De leden van de fractie van de ChristenUnie zien ook veel hoopvolle particuliere initiatieven ontstaan rondom grondeigenaren die bij het gebruik van hun grond voorwaarden verbinden die zien op natuurbescherming en bodemkwaliteit en de boer meer financiële ruimte geven om ook deze facetten mee te kunnen nemen in zijn bedrijfsvoering. Bijvoorbeeld de kerk in Reduzum, Friesland, die haar rol als pachtbaas pakt om natuurvriendelijk boeren te steunen. Een ander, inmiddels bekender voorbeeld is de coöperatie «Land van Ons» die particulieren in staat stelt om via mede-eigenaarschap mee te investeren in de verbetering van natuur- en bodemkwaliteit. Welke mogelijkheden ziet de Minister om deze initiatieven maximaal te ondersteunen?

Vragen en opmerkingen van de leden van de SGP-fractie

De leden van de SGP-fractie hebben kennisgenomen van de voorliggende brief. Zij hebben nog een vraag over de voornemens om het pachtstelsel te herzien. De tijd dringt, omdat het aandeel reguliere pacht steeds verder afneemt en het aandeel kortdurende pacht met hoge prijzen verder toeneemt, met negatieve gevolgen voor bodembeheer en voor pacht als financieringsinstrument voor de landbouw, in het bijzonder voor jonge boeren.

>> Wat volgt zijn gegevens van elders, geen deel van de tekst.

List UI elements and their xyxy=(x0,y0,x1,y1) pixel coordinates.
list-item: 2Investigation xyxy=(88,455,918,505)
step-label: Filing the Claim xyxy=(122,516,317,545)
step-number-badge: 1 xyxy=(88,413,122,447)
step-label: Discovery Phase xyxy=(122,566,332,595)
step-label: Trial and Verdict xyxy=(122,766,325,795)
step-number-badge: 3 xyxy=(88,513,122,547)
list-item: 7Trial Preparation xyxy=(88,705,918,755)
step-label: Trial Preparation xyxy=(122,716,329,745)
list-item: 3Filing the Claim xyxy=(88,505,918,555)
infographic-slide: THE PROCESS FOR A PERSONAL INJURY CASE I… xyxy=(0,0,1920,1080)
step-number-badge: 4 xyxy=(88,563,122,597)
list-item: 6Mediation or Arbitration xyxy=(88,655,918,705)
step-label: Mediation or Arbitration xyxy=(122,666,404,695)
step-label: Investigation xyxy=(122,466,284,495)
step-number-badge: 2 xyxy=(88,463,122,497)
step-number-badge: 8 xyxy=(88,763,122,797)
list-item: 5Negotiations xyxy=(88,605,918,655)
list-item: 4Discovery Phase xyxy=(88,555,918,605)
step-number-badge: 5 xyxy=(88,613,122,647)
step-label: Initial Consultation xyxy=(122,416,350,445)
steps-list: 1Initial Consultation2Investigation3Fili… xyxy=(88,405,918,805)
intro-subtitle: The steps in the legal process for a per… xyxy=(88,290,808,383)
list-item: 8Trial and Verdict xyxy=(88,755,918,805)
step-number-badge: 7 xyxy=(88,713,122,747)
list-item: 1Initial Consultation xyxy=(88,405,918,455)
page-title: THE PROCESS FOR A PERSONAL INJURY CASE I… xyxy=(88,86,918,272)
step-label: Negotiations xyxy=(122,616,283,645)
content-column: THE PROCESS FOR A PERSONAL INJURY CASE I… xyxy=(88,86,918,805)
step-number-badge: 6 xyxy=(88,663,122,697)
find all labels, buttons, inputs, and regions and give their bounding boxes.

Deze leden vragen of de Minister bereid is nog voor het einde van dit jaar een definitief voorstel voor wijziging van het pachtstelsel naar de Kamer te sturen.

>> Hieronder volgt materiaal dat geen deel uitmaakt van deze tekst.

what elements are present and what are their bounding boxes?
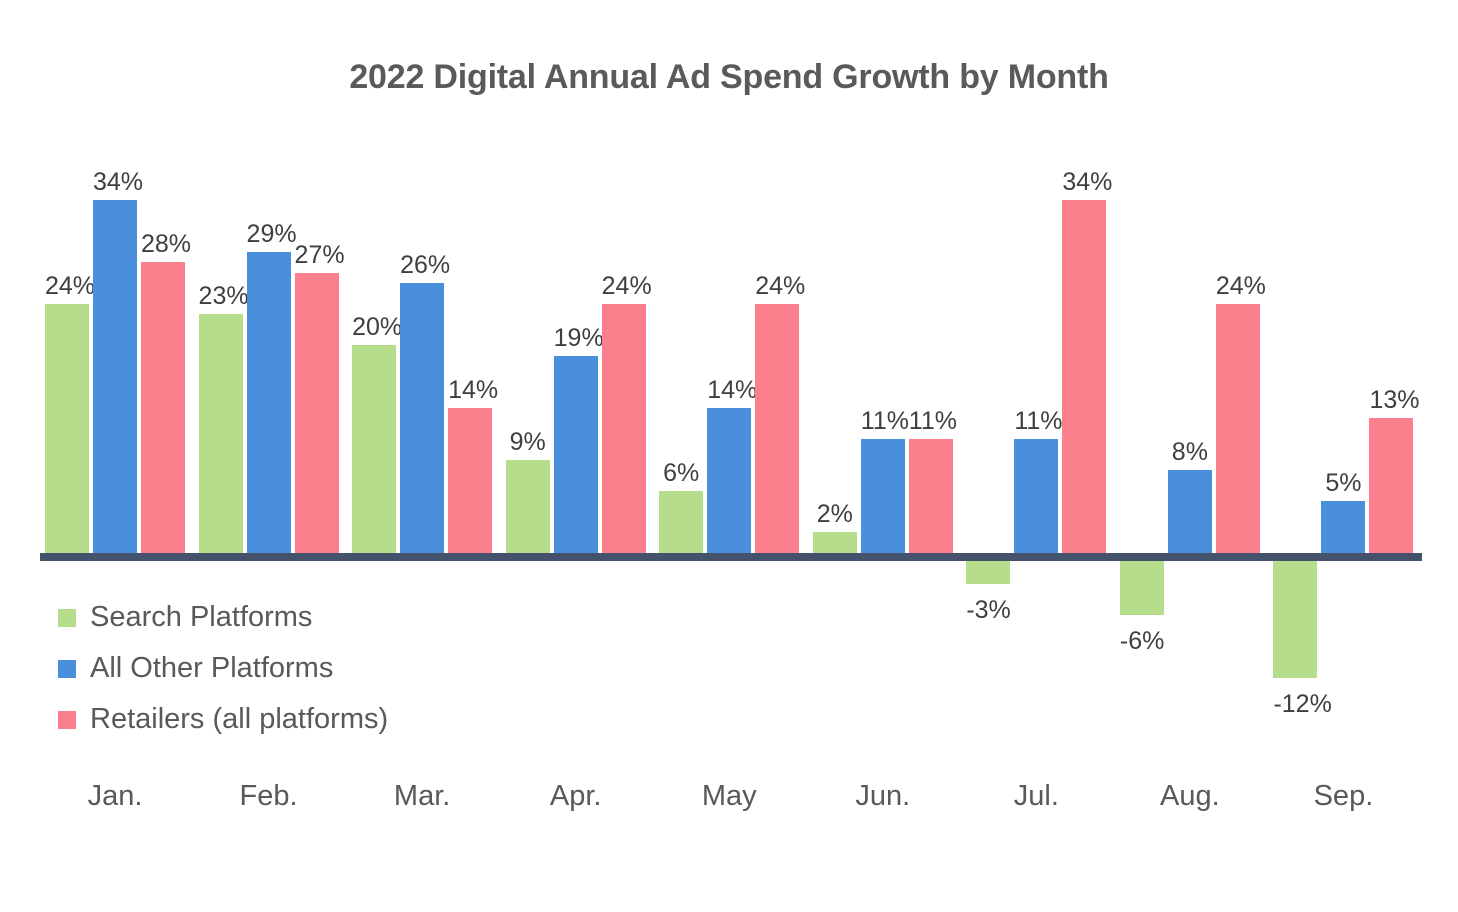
- bar-slot: 34%: [1062, 140, 1106, 760]
- bar-retailers-all-platforms[interactable]: [1062, 200, 1106, 553]
- bar-slot: 5%: [1321, 140, 1365, 760]
- bar-group: -12%5%13%: [1273, 140, 1413, 760]
- bar-value-label: 14%: [707, 378, 751, 403]
- bar-slot: 14%: [707, 140, 751, 760]
- bar-search-platforms[interactable]: [352, 345, 396, 553]
- bar-value-label: 13%: [1369, 388, 1413, 413]
- bar-retailers-all-platforms[interactable]: [755, 304, 799, 553]
- bar-value-label: 11%: [909, 409, 953, 434]
- bar-slot: -12%: [1273, 140, 1317, 760]
- bar-search-platforms[interactable]: [45, 304, 89, 553]
- bar-retailers-all-platforms[interactable]: [448, 408, 492, 553]
- bar-all-other-platforms[interactable]: [93, 200, 137, 553]
- bar-value-label: 24%: [45, 274, 89, 299]
- x-axis-tick-may: May: [655, 780, 803, 813]
- bar-slot: 24%: [755, 140, 799, 760]
- bar-value-label: -3%: [966, 598, 1010, 623]
- bar-value-label: 14%: [448, 378, 492, 403]
- bar-value-label: 5%: [1321, 471, 1365, 496]
- bar-value-label: 24%: [755, 274, 799, 299]
- bar-retailers-all-platforms[interactable]: [295, 273, 339, 553]
- bar-all-other-platforms[interactable]: [554, 356, 598, 553]
- x-axis-tick-sep: Sep.: [1269, 780, 1417, 813]
- bar-all-other-platforms[interactable]: [247, 252, 291, 553]
- bar-value-label: -12%: [1273, 692, 1317, 717]
- bar-group: 9%19%24%: [506, 140, 646, 760]
- bar-slot: 9%: [506, 140, 550, 760]
- bar-value-label: 23%: [199, 284, 243, 309]
- bar-slot: 11%: [1014, 140, 1058, 760]
- bar-value-label: 34%: [93, 170, 137, 195]
- bar-search-platforms[interactable]: [199, 314, 243, 553]
- x-axis-tick-jun: Jun.: [809, 780, 957, 813]
- bar-all-other-platforms[interactable]: [1014, 439, 1058, 553]
- legend-item-search[interactable]: Search Platforms: [58, 592, 478, 643]
- bar-value-label: 34%: [1062, 170, 1106, 195]
- bar-retailers-all-platforms[interactable]: [909, 439, 953, 553]
- chart-legend: Search PlatformsAll Other PlatformsRetai…: [58, 592, 478, 745]
- bar-slot: 24%: [1216, 140, 1260, 760]
- bar-search-platforms[interactable]: [659, 491, 703, 553]
- bar-value-label: 29%: [247, 222, 291, 247]
- bar-group: -6%8%24%: [1120, 140, 1260, 760]
- bar-value-label: 27%: [295, 243, 339, 268]
- legend-swatch-icon: [58, 711, 76, 729]
- bar-group: 6%14%24%: [659, 140, 799, 760]
- legend-item-label: Search Platforms: [90, 601, 312, 634]
- bar-retailers-all-platforms[interactable]: [602, 304, 646, 553]
- bar-slot: 8%: [1168, 140, 1212, 760]
- bar-all-other-platforms[interactable]: [707, 408, 751, 553]
- bar-retailers-all-platforms[interactable]: [141, 262, 185, 553]
- bar-value-label: -6%: [1120, 629, 1164, 654]
- bar-slot: -6%: [1120, 140, 1164, 760]
- bar-value-label: 11%: [861, 409, 905, 434]
- bar-value-label: 19%: [554, 326, 598, 351]
- bar-slot: 11%: [861, 140, 905, 760]
- bar-value-label: 9%: [506, 430, 550, 455]
- legend-item-label: All Other Platforms: [90, 652, 333, 685]
- bar-all-other-platforms[interactable]: [861, 439, 905, 553]
- x-axis-tick-apr: Apr.: [502, 780, 650, 813]
- bar-slot: 13%: [1369, 140, 1413, 760]
- bar-search-platforms[interactable]: [1273, 553, 1317, 678]
- bar-group: 2%11%11%: [813, 140, 953, 760]
- x-axis-tick-jan: Jan.: [41, 780, 189, 813]
- bar-group: -3%11%34%: [966, 140, 1106, 760]
- bar-value-label: 6%: [659, 461, 703, 486]
- bar-value-label: 11%: [1014, 409, 1058, 434]
- bar-value-label: 2%: [813, 502, 857, 527]
- bar-slot: 19%: [554, 140, 598, 760]
- bar-retailers-all-platforms[interactable]: [1369, 418, 1413, 553]
- bar-slot: 2%: [813, 140, 857, 760]
- bar-search-platforms[interactable]: [813, 532, 857, 553]
- chart-container: 2022 Digital Annual Ad Spend Growth by M…: [0, 0, 1458, 912]
- zero-axis-line: [40, 553, 1422, 561]
- legend-item-retail[interactable]: Retailers (all platforms): [58, 694, 478, 745]
- bar-value-label: 26%: [400, 253, 444, 278]
- bar-value-label: 20%: [352, 315, 396, 340]
- legend-item-other[interactable]: All Other Platforms: [58, 643, 478, 694]
- bar-value-label: 28%: [141, 232, 185, 257]
- bar-slot: -3%: [966, 140, 1010, 760]
- legend-item-label: Retailers (all platforms): [90, 703, 388, 736]
- bar-value-label: 24%: [1216, 274, 1260, 299]
- bar-search-platforms[interactable]: [506, 460, 550, 553]
- bar-slot: 6%: [659, 140, 703, 760]
- bar-all-other-platforms[interactable]: [1168, 470, 1212, 553]
- bar-value-label: 8%: [1168, 440, 1212, 465]
- x-axis-tick-aug: Aug.: [1116, 780, 1264, 813]
- x-axis-tick-mar: Mar.: [348, 780, 496, 813]
- bar-slot: 24%: [602, 140, 646, 760]
- legend-swatch-icon: [58, 609, 76, 627]
- chart-title: 2022 Digital Annual Ad Spend Growth by M…: [0, 58, 1458, 97]
- bar-all-other-platforms[interactable]: [1321, 501, 1365, 553]
- bar-slot: 11%: [909, 140, 953, 760]
- x-axis-tick-labels: Jan.Feb.Mar.Apr.MayJun.Jul.Aug.Sep.: [40, 780, 1422, 826]
- legend-swatch-icon: [58, 660, 76, 678]
- bar-value-label: 24%: [602, 274, 646, 299]
- x-axis-tick-jul: Jul.: [962, 780, 1110, 813]
- bar-search-platforms[interactable]: [1120, 553, 1164, 615]
- x-axis-tick-feb: Feb.: [195, 780, 343, 813]
- bar-all-other-platforms[interactable]: [400, 283, 444, 553]
- bar-retailers-all-platforms[interactable]: [1216, 304, 1260, 553]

De leden van de SGP-fractie vragen verder aandacht voor het ongelijke speelveld bij verpachters. Particuliere verpachters betalen in box 3 vermogensrendementsheffing over de pachtopbrengst, institutionele beleggers en overheden niet. Die ongelijkheid zet druk op het stelsel. Is de Minister bereid onderzoek te laten doen naar het directe en indirecte rendement van de verschillende groepen verpachters in de afgelopen decennia, zo vragen de leden van deze fractie.